L’intervista e gli interventi seguono l’ordine cronologico degli eventi, mentre il pubblico è trasportato dalle canzoni e colonne sonore più famose, raccontate con dovizia di particolari dall’autore stesso. In più di un’occasione, Morricone si piega anche all'uso del linguaggio tecnico, ma il risultato non è pedante perché la complessità della musica è spiegata dai gesti e dalle imitazioni, gestuali e vocali, del Maestro. Colpisce, in particolare, quel suo metodo personale di pensare prima, e scrivere poi, le partiture, occupandosi ogni volta di tutti gli strumenti uno dopo l'altro.

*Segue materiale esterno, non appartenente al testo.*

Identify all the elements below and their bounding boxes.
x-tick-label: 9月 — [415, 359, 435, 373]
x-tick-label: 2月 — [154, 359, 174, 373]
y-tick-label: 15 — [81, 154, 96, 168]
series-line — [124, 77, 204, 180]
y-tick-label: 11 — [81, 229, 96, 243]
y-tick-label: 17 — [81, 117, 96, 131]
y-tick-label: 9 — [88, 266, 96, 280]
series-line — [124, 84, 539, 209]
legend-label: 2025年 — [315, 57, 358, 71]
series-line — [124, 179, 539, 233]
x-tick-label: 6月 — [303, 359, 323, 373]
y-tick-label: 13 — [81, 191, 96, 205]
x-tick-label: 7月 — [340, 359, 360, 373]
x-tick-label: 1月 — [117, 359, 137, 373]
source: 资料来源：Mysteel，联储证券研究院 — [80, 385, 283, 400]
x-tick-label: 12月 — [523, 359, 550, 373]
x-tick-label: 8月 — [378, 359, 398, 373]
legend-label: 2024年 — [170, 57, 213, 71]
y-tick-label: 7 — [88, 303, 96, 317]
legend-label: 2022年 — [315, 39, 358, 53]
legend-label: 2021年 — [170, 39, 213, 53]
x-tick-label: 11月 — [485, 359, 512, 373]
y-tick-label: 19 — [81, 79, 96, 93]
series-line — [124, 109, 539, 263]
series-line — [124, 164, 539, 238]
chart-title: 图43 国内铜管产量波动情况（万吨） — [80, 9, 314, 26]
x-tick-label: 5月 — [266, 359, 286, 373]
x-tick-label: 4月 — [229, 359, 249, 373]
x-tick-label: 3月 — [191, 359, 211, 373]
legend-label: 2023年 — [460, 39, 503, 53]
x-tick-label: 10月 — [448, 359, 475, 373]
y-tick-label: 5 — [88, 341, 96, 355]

Tutto il vissuto e le esperienze si ripercuotono nella sua musica, dove coesistono registri apparentemente antitetici: dalla “musica alta” a quella popolare, dalla musica corale a quella “sperimentale”, e poi campane, barattoli, fischi, ululati, flauti di Pan e la sempre presente tromba: perché, come dice Morricone stesso, “io sono fatto di tutto quello che ho studiato”.
Ciò che più interessa è il punto di vista del protagonista, il conflitto che ha dovuto affrontare per definirsi, la scelta di non abbandonare mai il cinema, il rapporto con il maestro Petrassi, il sollievo ottenuto solo in tarda età, il grande amore che lo ha legato a sua moglie Maria, prima ascoltatrice e giudice del suo lavoro, e ovviamente l’amore, viscerale, genuino e profondissimo verso la musica.
Per il sottoscritto questo film è un’opera meravigliosa, che sprigiona positività e speranza. Che commuove, spesso senza nemmeno volerlo, e che dona leggerezza. Che parla del passato, del presente e del futuro. Ma che, in primis, rimarca l’eternità di un maestro geniale ed unico come Ennio Morricone.